Walking on Boardwalk Under Construction, November 29, 1922. Photo by E.E. Rutter via NYC Dept of Records, Municipal Archives
This Sunday, May 15, is the 93rd anniversary of the official opening of Coney Island’s Riegelmann Boardwalk. Last week, Coney poet Michael Schwartz crooned a few lines from “Under the Boardwalk” and recited poetry as part of his testimony before the City Council’s Land Use Committee. He was among about 15 people who took time out from their work day to speak at City Hall in favor of Councilman Mark Treyger’s resolution that the Landmarks Preservation Commission designate the Boardwalk a scenic landmark.
The LPC had previously said no, but is now said to be reconsidering. You may want to phone, email or write letters of encouragement to Meenakshi Srinivasan, Commissioner of the Landmarks Preservation Commission. Contact information is here. Use the hashtag #LandmarkTheBoardwalk when you post on social media.
Schwartz’s eloquent testimony, printed in full below, begins with an excerpt of his poem, “The Under-Talker,” from a book-in-progress of poems, short stories and monologues set in Coney Island and called The Invisible Exhibitionist and other Attractions.
What will happen to us now that they took away under the boardwalk?
We won’t be falling in love
under the boardwalk…
boardwalk.
I heard that pushing the sand right up under the boards like that is what causes them to erode and crack.
I wish we could have our down by the sea on a blanket with my baby under the boardwalk back.
Did you hear that when they filled it in Homeless John the Under-Talker was buried alive?
Under the boardwalk.
Yesterday I tripped on a broken board and fell on my ear
and I swear while I was there
I could still hear him talk.
If you listen closely…
you can still hear him talk.First they came for under the boardwalk… Then they came for the boardwalk. It started already. Part of the boardwalk’s already been paved over, even though that’s not what the people wanted. And in the middle of the night before it would have been landmarked, they bulldozed our beloved original Thunderbolt. And they came under darkness in the middle of the night and destroyed our beloved West 8th Street bridge to the boardwalk that protected us from traffic, because we didn’t have the power to protect it. If we don’t have the power to protect our world famous beloved boardwalk that connects neighborhoods, businesses, and people, one day we will wake up and it won’t be there, at least not as we know it. Where’s the boardwalk? Oh my God, it’s a sidewalk. Don’t we have enough sidewalks?

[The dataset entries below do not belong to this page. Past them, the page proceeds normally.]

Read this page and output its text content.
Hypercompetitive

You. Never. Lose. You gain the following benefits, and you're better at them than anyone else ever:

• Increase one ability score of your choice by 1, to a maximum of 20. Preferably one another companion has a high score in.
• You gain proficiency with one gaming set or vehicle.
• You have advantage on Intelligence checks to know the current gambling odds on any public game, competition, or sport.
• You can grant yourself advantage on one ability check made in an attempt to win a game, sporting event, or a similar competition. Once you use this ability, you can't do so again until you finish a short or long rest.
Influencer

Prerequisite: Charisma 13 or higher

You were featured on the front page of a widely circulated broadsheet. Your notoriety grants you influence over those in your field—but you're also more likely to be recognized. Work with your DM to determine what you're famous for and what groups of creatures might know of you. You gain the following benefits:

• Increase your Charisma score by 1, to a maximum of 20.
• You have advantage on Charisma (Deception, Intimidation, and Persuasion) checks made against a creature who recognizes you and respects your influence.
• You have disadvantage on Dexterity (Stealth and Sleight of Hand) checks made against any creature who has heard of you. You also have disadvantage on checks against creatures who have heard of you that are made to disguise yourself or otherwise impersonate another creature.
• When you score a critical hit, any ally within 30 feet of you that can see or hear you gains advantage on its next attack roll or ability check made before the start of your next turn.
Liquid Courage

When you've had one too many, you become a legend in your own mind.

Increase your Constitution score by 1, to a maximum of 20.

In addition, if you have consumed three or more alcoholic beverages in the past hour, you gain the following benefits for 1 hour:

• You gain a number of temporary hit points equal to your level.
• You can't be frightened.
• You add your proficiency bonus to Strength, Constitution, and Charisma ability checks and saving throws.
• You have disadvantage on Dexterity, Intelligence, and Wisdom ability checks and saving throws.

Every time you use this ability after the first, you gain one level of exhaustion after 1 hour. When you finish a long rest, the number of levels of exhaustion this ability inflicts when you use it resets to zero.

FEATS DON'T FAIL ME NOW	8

Boardwalk Not Sidewalk/No Concrete. Sign on Building Facing Boardwalk East of Ocean Parkway in Brighton Beach. Photo © Bruce Handy
The historic beloved boardwalk is one of the last walkways in our world that is an oasis from the concrete that hardens our souls and hammers our joints. Also, concrete will not absorb water or heat the way wood does. In this apocalyptic time of hurricanes and floods, the walkway by the water is wood for practical as well as aesthetic reasons. Coney Island is called the people’s park because it’s different than those other sanitized corporatized parks. When Coney becomes corporatized, such as when the Republican nominee’s father Fred destroyed Steeplechase, they demolish more than just the people’s parks, they break the people’s hearts.
We’ve seen too many New York treasures wiped out by corporate greed, little by little turning the greatest city in the world into just another impersonal unaffordable clone of Anymall, USA. We lost the original Penn Station, the 8th wonder of the world, because it wasn’t landmarked. We saved Grand Central Station because it was landmarked. If we don’t landmark the boardwalk, we’ll lose it. We’ll lose ourselves.